Evaluate log b {square root of 10b}, given that log b 2 = 0.3562 and

log b 5 = 0.8271 (sorry I had no clue how to type this in math format!)

I saw the question this way

logb (√(10b))
= 1/2(logb(10b))
= 1/2(logb5 + logb2 + logbb)
= 1/2(.8271 + .3562 + 1)
= 1.0917

The second answer is the correct answer! Thanks to you both I am on my way to the final

Shellie

I am not sure if I interpret your question correctly.

Given logb2 = 0.3562 and
logb5 = 0.8271,
evaluate logb{square-root of 10b};

logb{square-root of 10b}
= logb{square-root of 2b*5b}
=(1/2)logb(10b)
=(1/2)(1)
=0.5
since logb10b = b for any b.
However, if the number 10 is replaced by 10 to the base 10, we proceed slightly differently:
logb{square-root of 10}
=(1/2)logb(10)
= (1/2)logb(2*5)
= (1/2)(logb(2)+logb(5))
= (1/2)(0.3562+0.8271)
=0.5916

No problem! I can help you with that. To evaluate the expression log_b(square root of 10b), we can use the properties of logarithms.

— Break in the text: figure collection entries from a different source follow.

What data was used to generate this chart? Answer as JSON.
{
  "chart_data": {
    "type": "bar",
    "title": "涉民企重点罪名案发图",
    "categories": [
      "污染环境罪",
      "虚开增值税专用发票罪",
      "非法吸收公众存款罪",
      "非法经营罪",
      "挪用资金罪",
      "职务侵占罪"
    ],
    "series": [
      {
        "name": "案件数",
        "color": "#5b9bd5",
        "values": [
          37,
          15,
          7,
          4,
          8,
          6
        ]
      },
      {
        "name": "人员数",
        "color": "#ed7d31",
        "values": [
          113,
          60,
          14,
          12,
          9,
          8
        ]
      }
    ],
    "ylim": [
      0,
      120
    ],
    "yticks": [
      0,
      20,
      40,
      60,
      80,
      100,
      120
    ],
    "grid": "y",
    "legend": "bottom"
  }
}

First, let's take a look at the expression inside the logarithm: the square root of 10b. We can rewrite it as (10b)^(1/2), using the property of square roots that says taking the square root is the same as raising to the power of 1/2.

Now, applying the logarithmic property log_b(a^m) = m * log_b(a), we have:

log_b(square root of 10b) = log_b((10b)^(1/2))
= (1/2) * log_b(10b)

Next, let's simplify the expression log_b(10b). We can use the logarithmic property log_b(xy) = log_b(x) + log_b(y) to break it down:

log_b(10b) = log_b(10) + log_b(b)

Using this property, we need to find log_b(10) and log_b(b). Luckily, we're given log_b(2) and log_b(5), so we can use these values.

Using the property log_b(x^n) = n * log_b(x), we can express log_b(10) as log_b(2 * 5):

log_b(10) = log_b(2 * 5)
= log_b(2) + log_b(5)
= 0.3562 + 0.8271

Now, we can substitute the values into the original expression:

log_b(square root of 10b) = (1/2) * log_b(10b)
= (1/2) * (log_b(10) + log_b(b))
= (1/2) * (0.3562 + 0.8271)

Evaluating this expression, we get:

log_b(square root of 10b) = (1/2) * (0.3562 + 0.8271)
= 0.59165

Therefore, the value of log_b(square root of 10b) is approximately 0.59165.